You can also find the voltage in a specific resistor using the voltage divider formula.

## How to obtain equivalent resistor value of resistors in parallel

On the series resistor circuit the current has only one path to go from the positive to the negative battery terminal. In a parallel resistor circuit the current supplied by the voltage source is divided in several paths.

If 2 or more **resistors in parallel** as shown in the picture, the current supplied by the voltage source is divided and the value of the current in each resistor depends on the resistor value. Using the Ohm’s law for each resistor:

I1 = V/R1, I2 = V/R2, I3 = V/R3

The value of the equivalent resistance of the resistors in parallel is obtained with the formula: (for a 3 resistor circuit)

*RTP (total parallel resistor value) = 1/(1/R1 + 1/R2 + 1/R3)*

Showing the same formula in a slightly different way, we get: 1/RTP = 1/R1 + 1/R2 + 1/R3.

The total current delivered by the source is the addition of the individual currents in each resistor. The value of this current has the same value as the current in the equivalent resistor.

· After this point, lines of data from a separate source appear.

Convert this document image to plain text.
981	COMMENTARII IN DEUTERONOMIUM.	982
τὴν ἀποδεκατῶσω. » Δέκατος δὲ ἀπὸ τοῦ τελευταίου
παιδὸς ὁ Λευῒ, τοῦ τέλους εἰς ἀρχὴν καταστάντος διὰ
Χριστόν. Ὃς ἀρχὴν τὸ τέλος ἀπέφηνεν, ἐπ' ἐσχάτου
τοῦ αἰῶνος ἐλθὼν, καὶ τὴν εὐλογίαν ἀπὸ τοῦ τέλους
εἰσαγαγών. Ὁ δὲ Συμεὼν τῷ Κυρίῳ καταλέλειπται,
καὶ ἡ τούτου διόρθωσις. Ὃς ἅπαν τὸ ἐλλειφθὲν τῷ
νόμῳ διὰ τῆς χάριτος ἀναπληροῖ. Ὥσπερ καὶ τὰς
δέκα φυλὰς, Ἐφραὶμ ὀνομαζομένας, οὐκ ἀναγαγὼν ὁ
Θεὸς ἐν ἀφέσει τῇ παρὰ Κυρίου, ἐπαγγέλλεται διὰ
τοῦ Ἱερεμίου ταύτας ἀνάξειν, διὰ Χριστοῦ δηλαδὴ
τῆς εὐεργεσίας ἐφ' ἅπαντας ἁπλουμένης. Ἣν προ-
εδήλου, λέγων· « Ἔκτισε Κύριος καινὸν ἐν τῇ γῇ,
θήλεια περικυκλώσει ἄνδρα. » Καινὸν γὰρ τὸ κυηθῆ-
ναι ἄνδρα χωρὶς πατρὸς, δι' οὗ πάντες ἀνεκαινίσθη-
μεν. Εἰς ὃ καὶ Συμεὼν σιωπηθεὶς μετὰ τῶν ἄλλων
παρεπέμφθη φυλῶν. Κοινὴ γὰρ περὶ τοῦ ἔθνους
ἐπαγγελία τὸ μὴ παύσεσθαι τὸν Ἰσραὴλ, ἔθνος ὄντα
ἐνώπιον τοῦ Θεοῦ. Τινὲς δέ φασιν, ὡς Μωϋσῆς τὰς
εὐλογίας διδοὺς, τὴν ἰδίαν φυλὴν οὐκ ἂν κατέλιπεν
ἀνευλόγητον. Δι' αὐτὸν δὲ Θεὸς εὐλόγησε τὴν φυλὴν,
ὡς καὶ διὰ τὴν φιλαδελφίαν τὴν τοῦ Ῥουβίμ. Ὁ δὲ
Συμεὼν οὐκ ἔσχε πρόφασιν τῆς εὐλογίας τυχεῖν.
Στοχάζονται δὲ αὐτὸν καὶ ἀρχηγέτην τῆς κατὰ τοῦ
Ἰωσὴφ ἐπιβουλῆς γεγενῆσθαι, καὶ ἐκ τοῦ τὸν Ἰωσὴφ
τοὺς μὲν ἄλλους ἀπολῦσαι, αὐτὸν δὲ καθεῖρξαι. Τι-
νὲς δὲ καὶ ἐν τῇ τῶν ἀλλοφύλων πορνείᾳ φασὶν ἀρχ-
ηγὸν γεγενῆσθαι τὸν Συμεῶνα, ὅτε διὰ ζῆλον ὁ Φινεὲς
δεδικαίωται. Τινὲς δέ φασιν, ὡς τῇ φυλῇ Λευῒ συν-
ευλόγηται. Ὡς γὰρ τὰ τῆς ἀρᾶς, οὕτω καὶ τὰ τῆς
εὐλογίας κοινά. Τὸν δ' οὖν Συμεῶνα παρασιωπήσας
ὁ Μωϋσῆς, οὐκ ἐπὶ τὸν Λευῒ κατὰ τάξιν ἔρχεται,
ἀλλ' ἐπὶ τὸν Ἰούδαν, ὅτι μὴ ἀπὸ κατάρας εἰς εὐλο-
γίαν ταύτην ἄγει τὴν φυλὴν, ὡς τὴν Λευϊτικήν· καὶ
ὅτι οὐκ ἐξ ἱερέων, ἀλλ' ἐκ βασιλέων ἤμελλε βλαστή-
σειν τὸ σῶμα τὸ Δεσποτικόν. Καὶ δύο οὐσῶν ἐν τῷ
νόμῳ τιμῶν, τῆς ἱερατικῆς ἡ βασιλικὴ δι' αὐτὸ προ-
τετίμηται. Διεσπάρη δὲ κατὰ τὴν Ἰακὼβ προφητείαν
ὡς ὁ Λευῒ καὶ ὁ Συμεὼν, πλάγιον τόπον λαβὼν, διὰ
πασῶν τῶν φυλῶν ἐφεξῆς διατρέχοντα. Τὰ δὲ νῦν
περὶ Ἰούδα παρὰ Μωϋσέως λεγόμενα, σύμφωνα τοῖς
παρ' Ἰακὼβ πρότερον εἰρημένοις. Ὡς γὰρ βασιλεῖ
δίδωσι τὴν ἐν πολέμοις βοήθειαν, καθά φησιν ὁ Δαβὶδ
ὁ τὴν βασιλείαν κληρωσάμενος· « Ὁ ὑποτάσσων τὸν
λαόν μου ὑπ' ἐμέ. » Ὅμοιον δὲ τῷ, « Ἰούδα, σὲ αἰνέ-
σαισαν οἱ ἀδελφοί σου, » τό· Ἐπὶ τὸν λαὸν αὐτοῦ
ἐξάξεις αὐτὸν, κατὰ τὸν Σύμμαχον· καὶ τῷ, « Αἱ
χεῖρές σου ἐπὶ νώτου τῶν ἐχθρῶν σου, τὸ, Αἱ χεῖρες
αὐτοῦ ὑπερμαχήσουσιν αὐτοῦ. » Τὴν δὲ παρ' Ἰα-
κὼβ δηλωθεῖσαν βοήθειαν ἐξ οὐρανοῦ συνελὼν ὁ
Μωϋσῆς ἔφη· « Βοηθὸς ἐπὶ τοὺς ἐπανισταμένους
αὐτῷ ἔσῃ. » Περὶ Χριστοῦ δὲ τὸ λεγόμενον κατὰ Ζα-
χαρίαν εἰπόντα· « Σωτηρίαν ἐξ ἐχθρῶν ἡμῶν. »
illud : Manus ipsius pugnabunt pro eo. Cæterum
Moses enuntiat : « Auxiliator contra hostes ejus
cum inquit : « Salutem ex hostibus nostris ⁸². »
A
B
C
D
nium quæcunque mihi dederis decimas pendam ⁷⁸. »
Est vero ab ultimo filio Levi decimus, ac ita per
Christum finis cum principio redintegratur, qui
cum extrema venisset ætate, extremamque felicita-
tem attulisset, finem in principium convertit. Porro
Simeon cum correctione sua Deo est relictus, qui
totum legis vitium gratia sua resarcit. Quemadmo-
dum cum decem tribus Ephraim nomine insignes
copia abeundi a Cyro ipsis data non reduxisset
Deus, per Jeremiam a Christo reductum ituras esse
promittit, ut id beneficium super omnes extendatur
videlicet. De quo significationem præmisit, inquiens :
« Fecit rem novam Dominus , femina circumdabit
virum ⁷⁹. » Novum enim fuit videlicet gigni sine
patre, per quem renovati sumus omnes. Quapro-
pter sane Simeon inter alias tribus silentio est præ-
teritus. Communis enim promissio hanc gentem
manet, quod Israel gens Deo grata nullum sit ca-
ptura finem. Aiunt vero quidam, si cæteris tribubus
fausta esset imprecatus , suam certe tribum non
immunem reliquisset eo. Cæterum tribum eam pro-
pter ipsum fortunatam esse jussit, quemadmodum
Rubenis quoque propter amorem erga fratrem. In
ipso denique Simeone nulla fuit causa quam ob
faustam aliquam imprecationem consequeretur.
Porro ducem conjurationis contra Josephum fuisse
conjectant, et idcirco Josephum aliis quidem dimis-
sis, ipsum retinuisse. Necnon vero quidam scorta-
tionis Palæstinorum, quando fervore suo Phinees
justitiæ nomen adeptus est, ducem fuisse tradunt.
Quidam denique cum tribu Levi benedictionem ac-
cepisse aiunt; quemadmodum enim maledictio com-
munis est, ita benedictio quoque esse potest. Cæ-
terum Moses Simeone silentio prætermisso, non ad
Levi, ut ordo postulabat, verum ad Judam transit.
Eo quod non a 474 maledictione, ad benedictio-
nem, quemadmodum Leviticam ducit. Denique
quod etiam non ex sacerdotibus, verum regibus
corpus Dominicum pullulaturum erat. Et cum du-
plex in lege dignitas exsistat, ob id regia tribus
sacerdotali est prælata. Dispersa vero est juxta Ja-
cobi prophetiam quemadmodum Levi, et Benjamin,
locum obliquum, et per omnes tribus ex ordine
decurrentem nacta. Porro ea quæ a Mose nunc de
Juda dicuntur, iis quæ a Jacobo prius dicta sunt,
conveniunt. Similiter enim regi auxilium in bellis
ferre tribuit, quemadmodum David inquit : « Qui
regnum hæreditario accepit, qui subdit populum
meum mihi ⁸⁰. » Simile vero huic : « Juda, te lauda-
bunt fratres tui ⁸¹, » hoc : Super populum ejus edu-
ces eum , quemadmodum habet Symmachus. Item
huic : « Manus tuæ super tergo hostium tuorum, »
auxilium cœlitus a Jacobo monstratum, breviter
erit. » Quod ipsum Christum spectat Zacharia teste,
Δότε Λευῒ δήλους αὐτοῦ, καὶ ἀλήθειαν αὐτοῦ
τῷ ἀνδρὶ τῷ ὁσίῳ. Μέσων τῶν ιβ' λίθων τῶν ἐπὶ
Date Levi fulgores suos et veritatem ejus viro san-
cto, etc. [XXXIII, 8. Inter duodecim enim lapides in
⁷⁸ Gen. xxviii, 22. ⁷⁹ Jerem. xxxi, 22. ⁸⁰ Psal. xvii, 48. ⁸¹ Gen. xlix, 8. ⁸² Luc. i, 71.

Then the current supplied by the voltage source is I = I1 + I2 + I3

If we use the conductance formula G = 1/R. (The conductance is the inverse of the resistance and its unit is Siemens), we can rewrite the above formula to obtain: GTP = G1 + G2 + G3. The equivalent conductance is the addition of conductance.

The equivalent conductance is the addition of the inverse resistors value. GTP = 1/R1 + 1/R2 + 1/R3

As we may already know, the total conductance is the inverse of the total resistance GTP = 1/RTP. Clearing the last formula for RTP, we obtain RTP = 1/GTP wish is the equivalent resistor value of a set of resistors in parallel.